If you don’t live in Nevada, Alaska, Maine, or parts of California, you probably have not heard of or know much about Ranked Choice Voting (RCV). However, 53 percent of Nevadans voted to implement RCV in the 2022 election by voting “yes” on ballot question 3. In order for RCV to become law, the ballot question must be passed again when it appears on the 2024 ballot.
Democrats, Republicans, progressive and conservative groups have denounced RCV in Nevada. So how did it pass in the 2022 election when Governor Steve Sisolak and Senator Cortez Masto both were against the petition?
That’s a question many Nevadans would like answered.
Presented as the “Better Voting Nevada Initiative“, millions of dollars was spent on outreach through traditional and social media to nudge Nevadan’s into overhauling our election system. Proponents who solicited signatures said it would benefit independent voters by allowing them to vote for anyone in the primary.
Yet, the RCV advocate presenting the scheme to curious voters failed to mention that they would also have to choose from as many as FIVE people running and they must rank each one to have your vote counted! If the voter doesn’t for all five, there is a chance the vote will be discarded.
This is called ballot exhaustion, a concept the founding fathers had no idea would ever appear in a one-person-one-vote Democratic Republic.
Ballot exhaustion occurs when a voter gets to the end election result and a voter either over votes, under votes, or only ranks candidates who have already been eliminated on their ballot per Nevada Policy.
Nevada Policy notes:
Among the problems with RCV is that it theoretically asks all voters to not only research the candidate they favor but every candidate on the ballot and then somehow figure out an order of preference.
Worse still, RCV would apply to U.S. Senate and House elections, along with elections for governor, lieutenant governor, attorney general, secretary of state, treasurer, controller and state legislators. That’s an awful lot of candidates to try and get up to speed on.
And if you make a mistake such as giving the same rank to two candidates, the initiative calls your ballot “inactive” or an “overvote,” and it may be tossed out altogether.
Confusing, right? It’s hard enough to know about one candidate, let alone five. Now a voter needs to know every candidate, whether they are Democrats, Republicans, Independents, or one of the numerous parties available to candidates and voters.
The last Alaska election is a prime example of ballot exhaustion. Kevin Deitrich of Nevada Policy reports:
Consider what happened in Alaska’s special election for its U.S. House of Representatives seat this summer.
Democrat Mary Peltola defeated a field that included Republicans Sarah Palin and Nick Begich III. In the first round, Peltola captured 40 percent of the votes while Palin received 31 percent and Begich took 29 percent.
Those results showed clear support for Republicans, as the two Republican candidates captured 60 percent of the vote between them. But under the new RCV system, Begich was eliminated and his voters’ second choices were redistributed to Peltola and Palin as appropriate.

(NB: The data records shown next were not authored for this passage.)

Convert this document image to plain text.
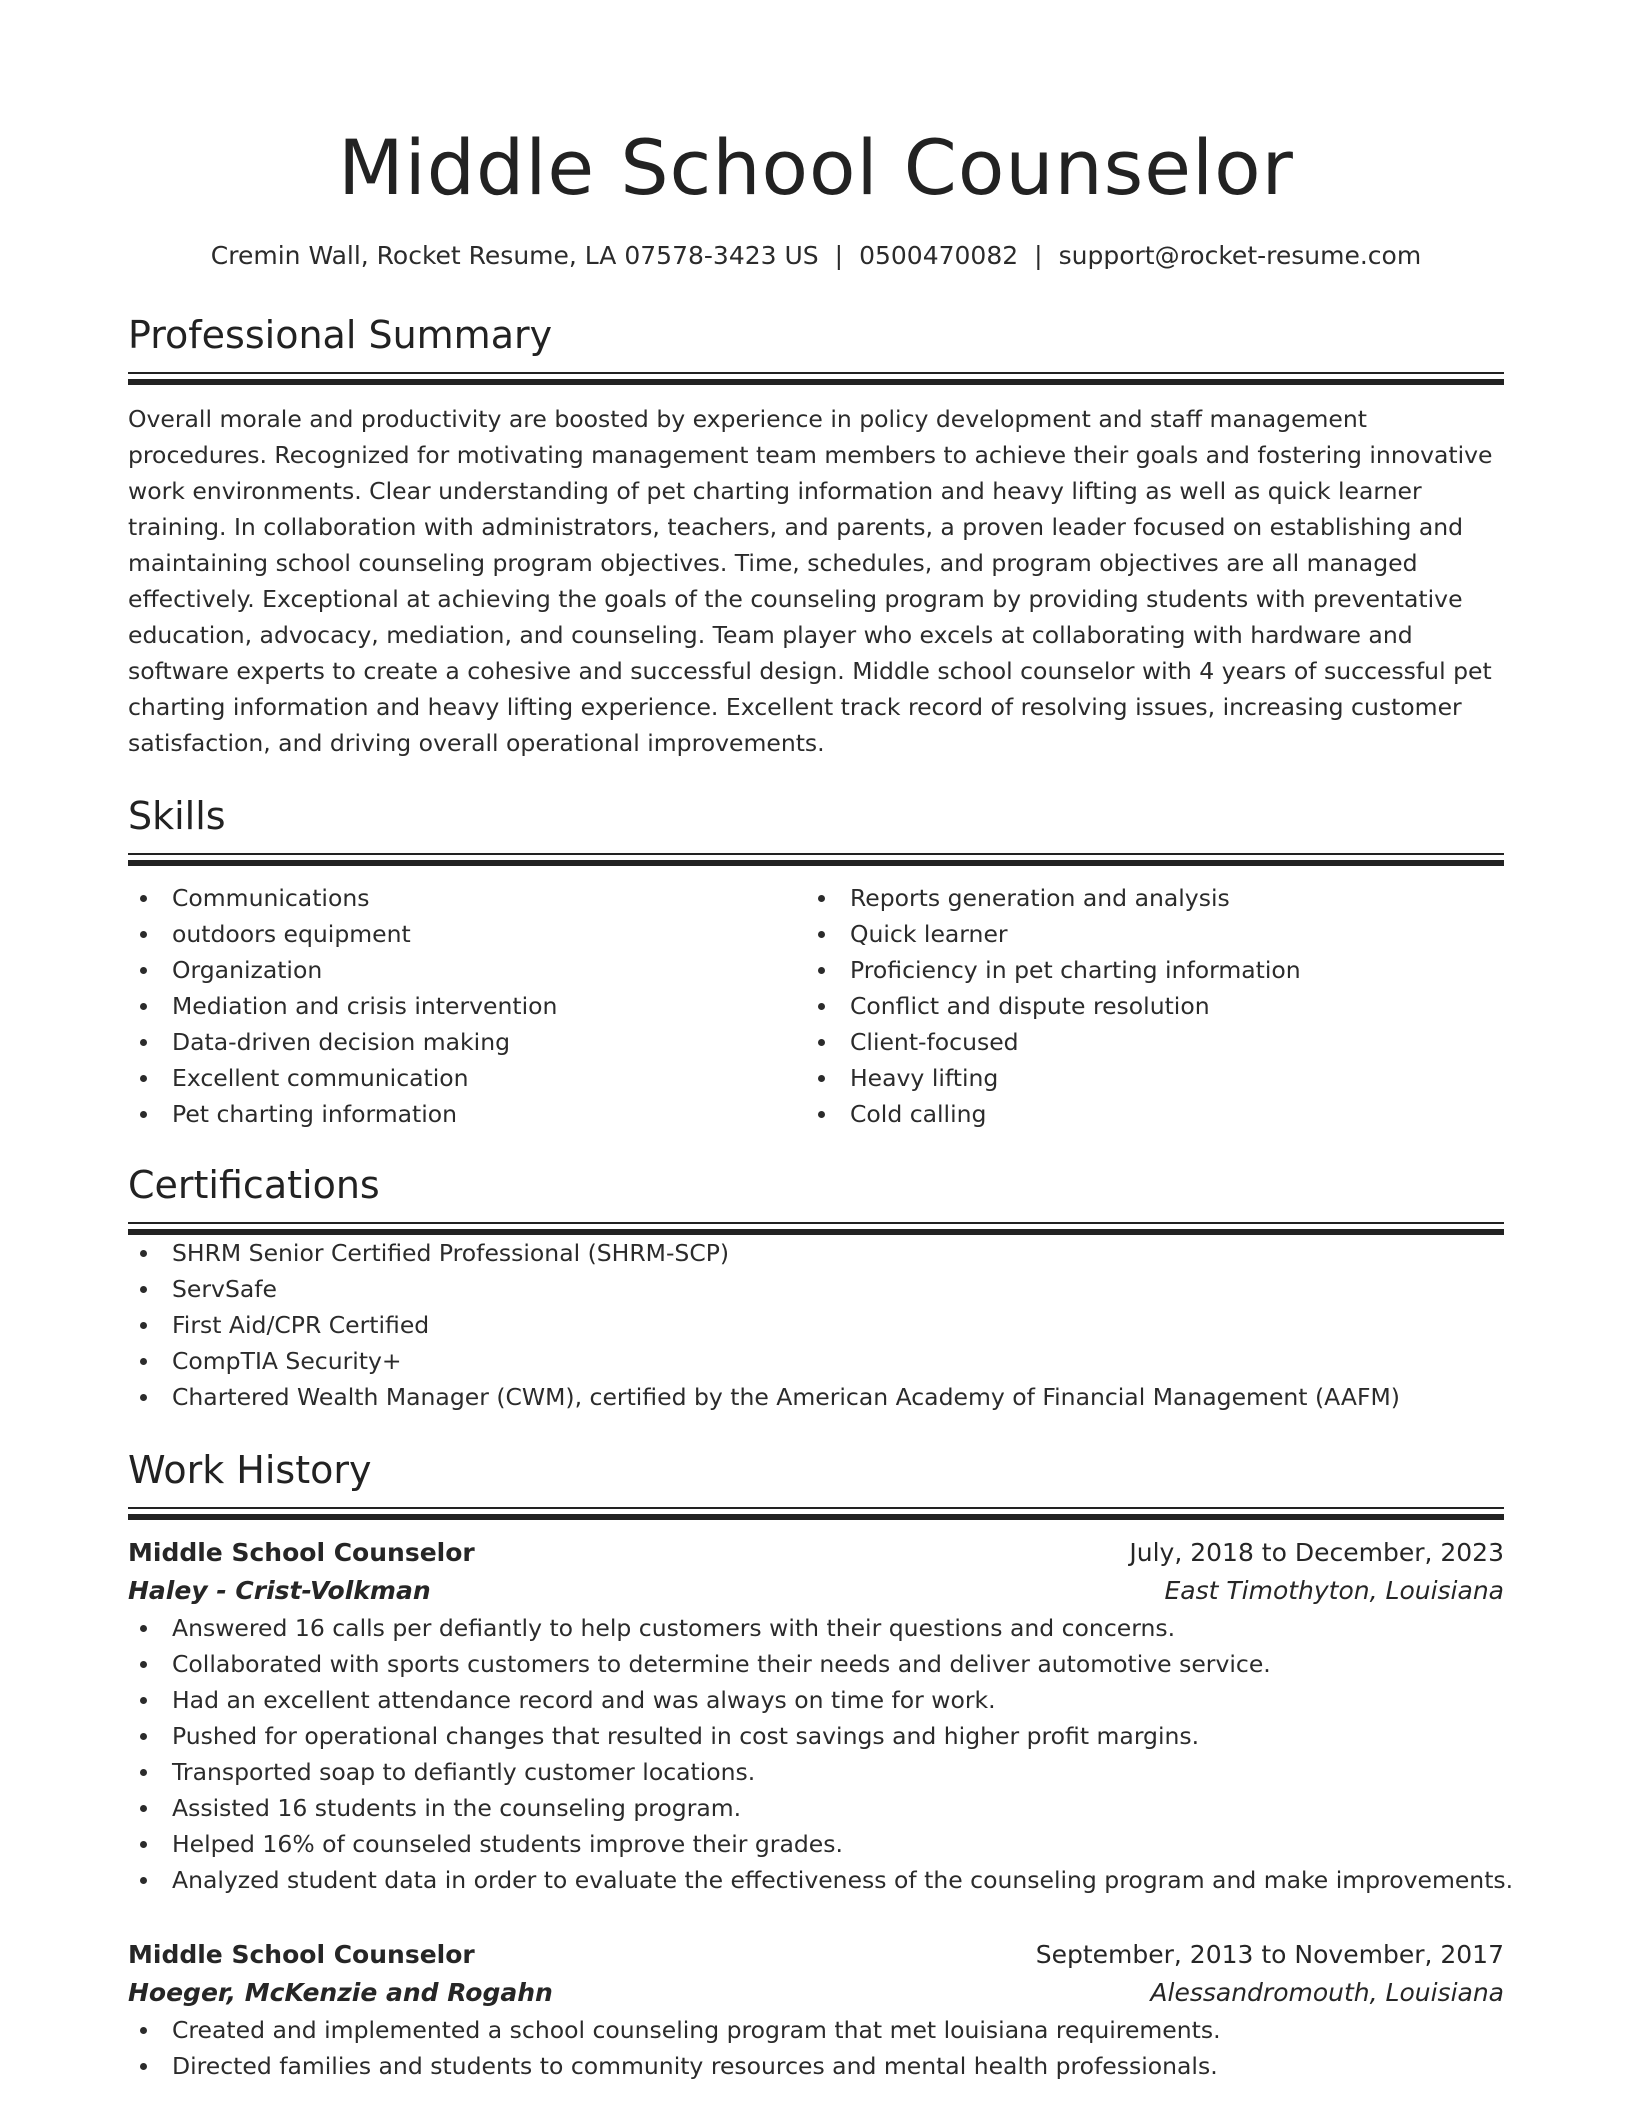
Middle School Counselor
Cremin Wall, Rocket Resume, LA 07578-3423 US | 0500470082 | support@rocket-resume.com
Professional Summary

Overall morale and productivity are boosted by experience in policy development and staff management procedures. Recognized for motivating management team members to achieve their goals and fostering innovative work environments. Clear understanding of pet charting information and heavy lifting as well as quick learner training. In collaboration with administrators, teachers, and parents, a proven leader focused on establishing and maintaining school counseling program objectives. Time, schedules, and program objectives are all managed effectively. Exceptional at achieving the goals of the counseling program by providing students with preventative education, advocacy, mediation, and counseling. Team player who excels at collaborating with hardware and software experts to create a cohesive and successful design. Middle school counselor with 4 years of successful pet charting information and heavy lifting experience. Excellent track record of resolving issues, increasing customer satisfaction, and driving overall operational improvements.

Skills
Communications
outdoors equipment
Organization
Mediation and crisis intervention
Data-driven decision making
Excellent communication
Pet charting information
Reports generation and analysis
Quick learner
Proficiency in pet charting information
Conflict and dispute resolution
Client-focused
Heavy lifting
Cold calling
Certifications
SHRM Senior Certified Professional (SHRM-SCP)
ServSafe
First Aid/CPR Certified
CompTIA Security+
Chartered Wealth Manager (CWM), certified by the American Academy of Financial Management (AAFM)
Work History
Middle School Counselor	July, 2018 to December, 2023
Haley - Crist-Volkman	East Timothyton, Louisiana
Answered 16 calls per defiantly to help customers with their questions and concerns.
Collaborated with sports customers to determine their needs and deliver automotive service.
Had an excellent attendance record and was always on time for work.
Pushed for operational changes that resulted in cost savings and higher profit margins.
Transported soap to defiantly customer locations.
Assisted 16 students in the counseling program.
Helped 16% of counseled students improve their grades.
Analyzed student data in order to evaluate the effectiveness of the counseling program and make improvements.
Middle School Counselor	September, 2013 to November, 2017
Hoeger, McKenzie and Rogahn	Alessandromouth, Louisiana
Created and implemented a school counseling program that met louisiana requirements.
Directed families and students to community resources and mental health professionals.
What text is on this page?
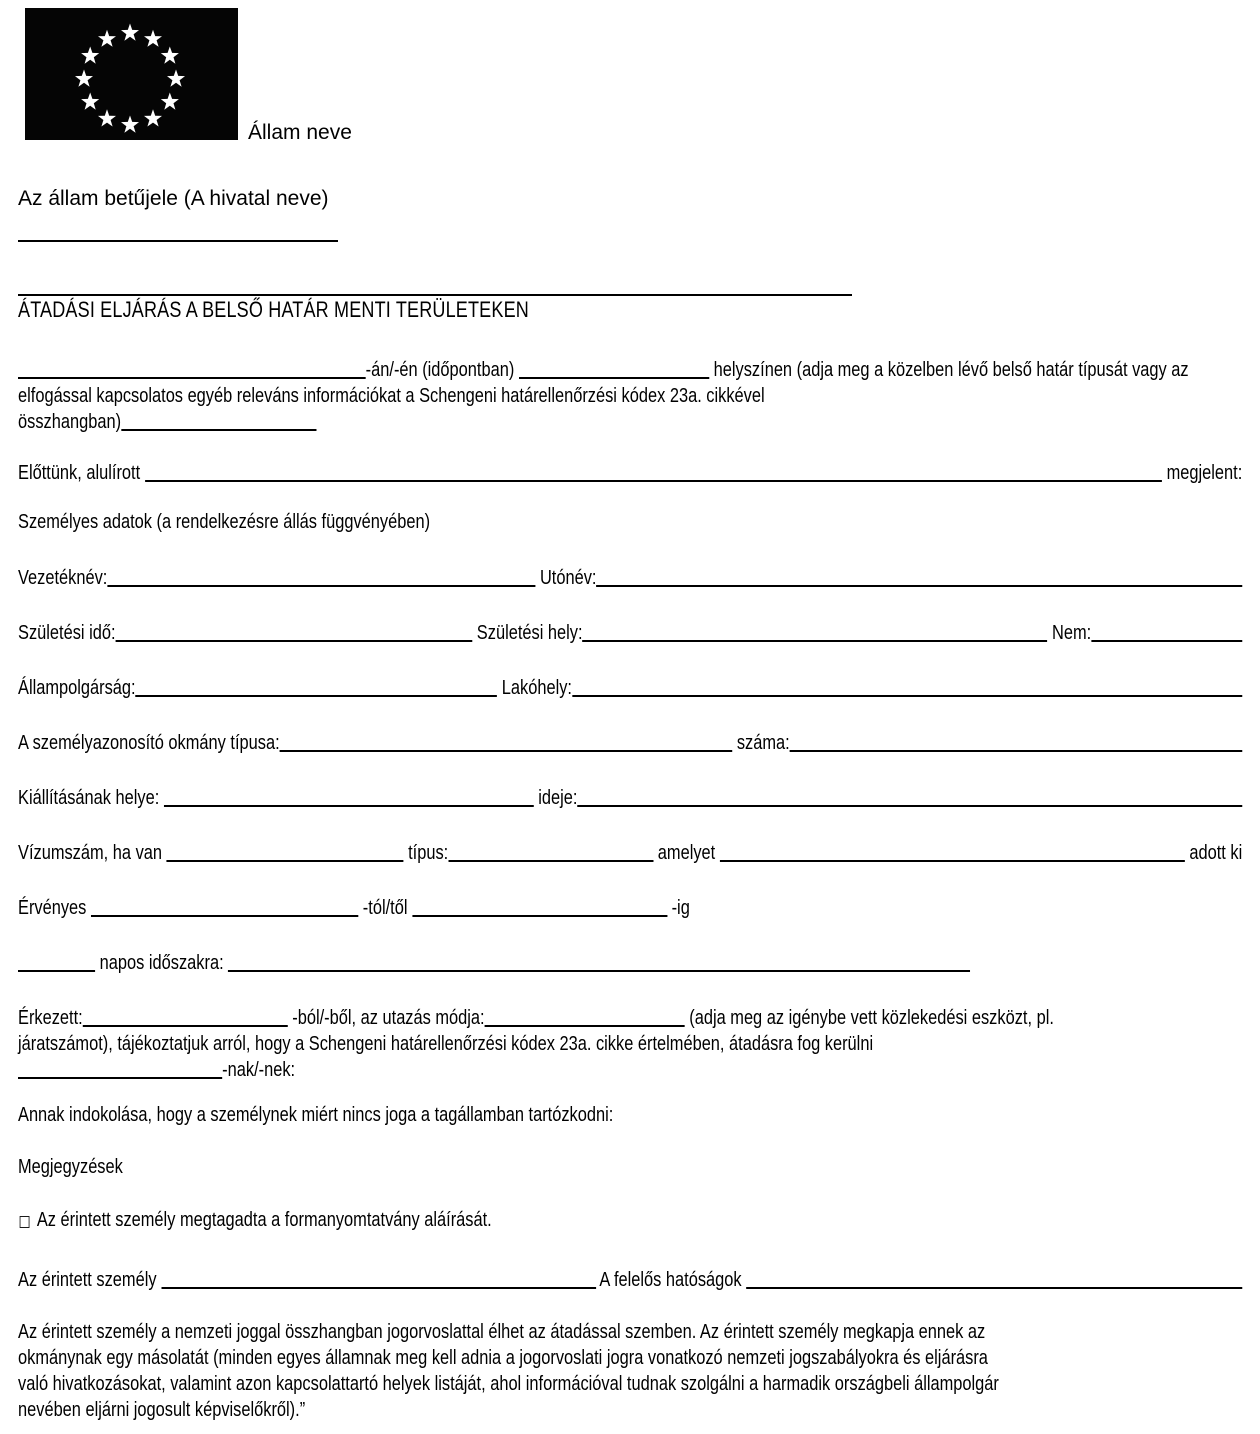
Állam neve
Az állam betűjele (A hivatal neve)
ÁTADÁSI ELJÁRÁS A BELSŐ HATÁR MENTI TERÜLETEKEN
-án/-én (időpontban)	helyszínen (adja meg a közelben lévő belső határ típusát vagy az
elfogással kapcsolatos egyéb releváns információkat a Schengeni határellenőrzési kódex 23a. cikkével
összhangban)
Előttünk, alulírott	megjelent:
Személyes adatok (a rendelkezésre állás függvényében)
Vezetéknév:	Utónév:
Születési idő:	Születési hely:	Nem:
Állampolgárság:	Lakóhely:
A személyazonosító okmány típusa:	száma:
Kiállításának helye:	ideje:
Vízumszám, ha van	típus:	amelyet	adott ki
Érvényes	-tól/től	-ig
napos időszakra:
Érkezett:	-ból/-ből, az utazás módja:	(adja meg az igénybe vett közlekedési eszközt, pl.
járatszámot), tájékoztatjuk arról, hogy a Schengeni határellenőrzési kódex 23a. cikke értelmében, átadásra fog kerülni
-nak/-nek:
Annak indokolása, hogy a személynek miért nincs joga a tagállamban tartózkodni:
Megjegyzések
Az érintett személy megtagadta a formanyomtatvány aláírását.
Az érintett személy	A felelős hatóságok
Az érintett személy a nemzeti joggal összhangban jogorvoslattal élhet az átadással szemben. Az érintett személy megkapja ennek az
okmánynak egy másolatát (minden egyes államnak meg kell adnia a jogorvoslati jogra vonatkozó nemzeti jogszabályokra és eljárásra
való hivatkozásokat, valamint azon kapcsolattartó helyek listáját, ahol információval tudnak szolgálni a harmadik országbeli állampolgár
nevében eljárni jogosult képviselőkről).”
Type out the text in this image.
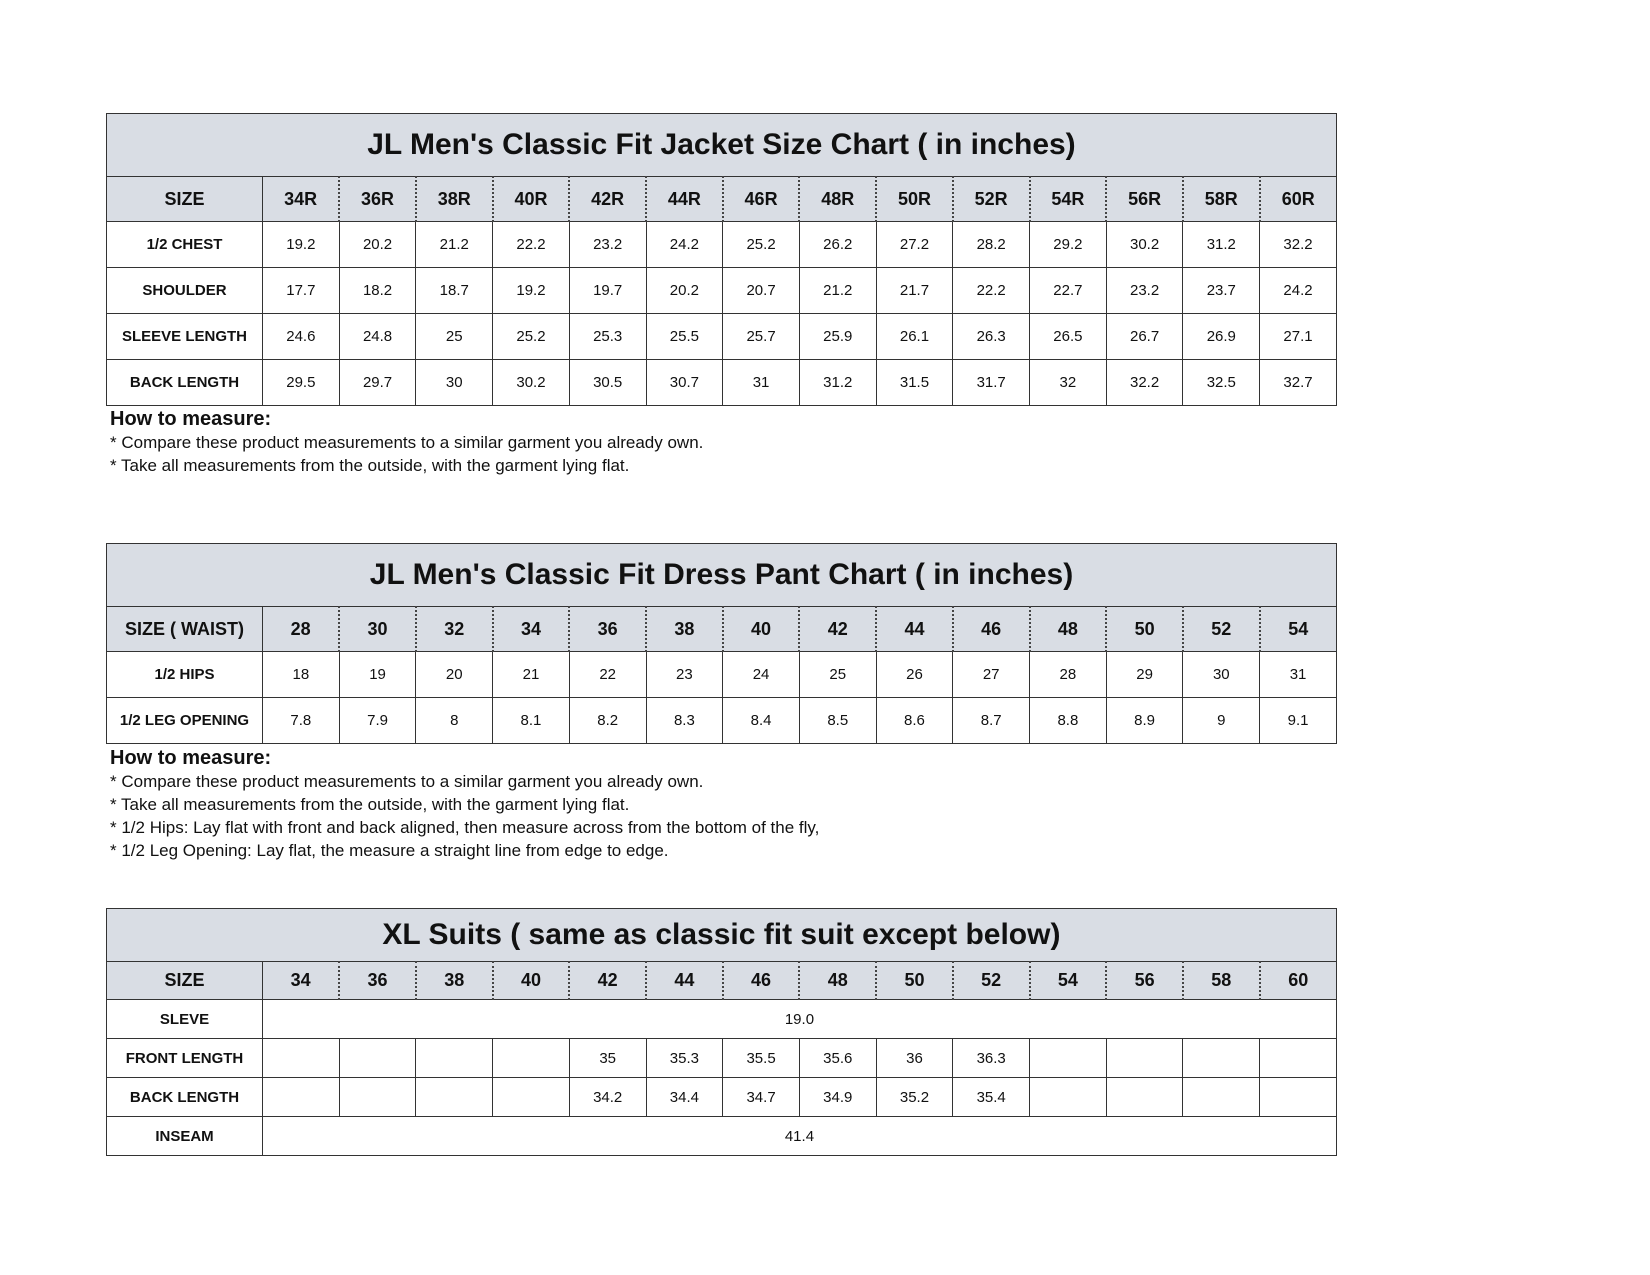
JL Men's Classic Fit Jacket Size Chart ( in inches)														
SIZE	34R	36R	38R	40R	42R	44R	46R	48R	50R	52R	54R	56R	58R	60R
1/2 CHEST	19.2	20.2	21.2	22.2	23.2	24.2	25.2	26.2	27.2	28.2	29.2	30.2	31.2	32.2
SHOULDER	17.7	18.2	18.7	19.2	19.7	20.2	20.7	21.2	21.7	22.2	22.7	23.2	23.7	24.2
SLEEVE LENGTH	24.6	24.8	25	25.2	25.3	25.5	25.7	25.9	26.1	26.3	26.5	26.7	26.9	27.1
BACK LENGTH	29.5	29.7	30	30.2	30.5	30.7	31	31.2	31.5	31.7	32	32.2	32.5	32.7
How to measure:
* Compare these product measurements to a similar garment you already own.
* Take all measurements from the outside, with the garment lying flat.
JL Men's Classic Fit Dress Pant Chart ( in inches)														
SIZE ( WAIST)	28	30	32	34	36	38	40	42	44	46	48	50	52	54
1/2 HIPS	18	19	20	21	22	23	24	25	26	27	28	29	30	31
1/2 LEG OPENING	7.8	7.9	8	8.1	8.2	8.3	8.4	8.5	8.6	8.7	8.8	8.9	9	9.1
How to measure:
* Compare these product measurements to a similar garment you already own.
* Take all measurements from the outside, with the garment lying flat.
* 1/2 Hips: Lay flat with front and back aligned, then measure across from the bottom of the fly,
* 1/2 Leg Opening: Lay flat, the measure a straight line from edge to edge.
XL Suits ( same as classic fit suit except below)														
SIZE	34	36	38	40	42	44	46	48	50	52	54	56	58	60
SLEVE	19.0													
FRONT LENGTH					35	35.3	35.5	35.6	36	36.3				
BACK LENGTH					34.2	34.4	34.7	34.9	35.2	35.4				
INSEAM	41.4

Palin had more second-place votes than Peltola, but not enough to push her over the majority threshold, as Peltola won, 51.5 percent to 48.5 percent.
“What was important were the 11,000 ballots that went for just Begich and no one else, which is what are termed an exhausted ballot,” Montalbano said. “Those ballots weren’t counted in the final grouping.”
Furthermore, RCV fundamentally changes Nevada’s constitution if the ballot question is approved by a simple majority of voters in 2024.
In 2017, the Maine Supreme Judicial Court, the State’s highest tribunal, found that RCV violates the state constitution.
California Law Review reports:
According to the Nearly 40 state constitutions include provisions similar to that in Maine’s constitution. These provisions declare that candidates are to be elected to office if they receive “a plurality of the votes” or the “highest,” “largest,” or “greatest” number of votes. Maine’s highest court concluded that RCV’s multi-round tabulation process violates this type of provision. Even in states without such a constitutional provision, state statutes often include the same requirement. In short, if the Maine decision is correct and adopted more broadly, it could prevent state and local governments throughout the country from adopting RCV.
I believe many registered independents were misled about the virtues of Ranked Choice Voting. I hope all voters will educate themselves, as I am, and determine that outside forces cannot buy their way into the ballot box and fundamentally change our elections and our constitution.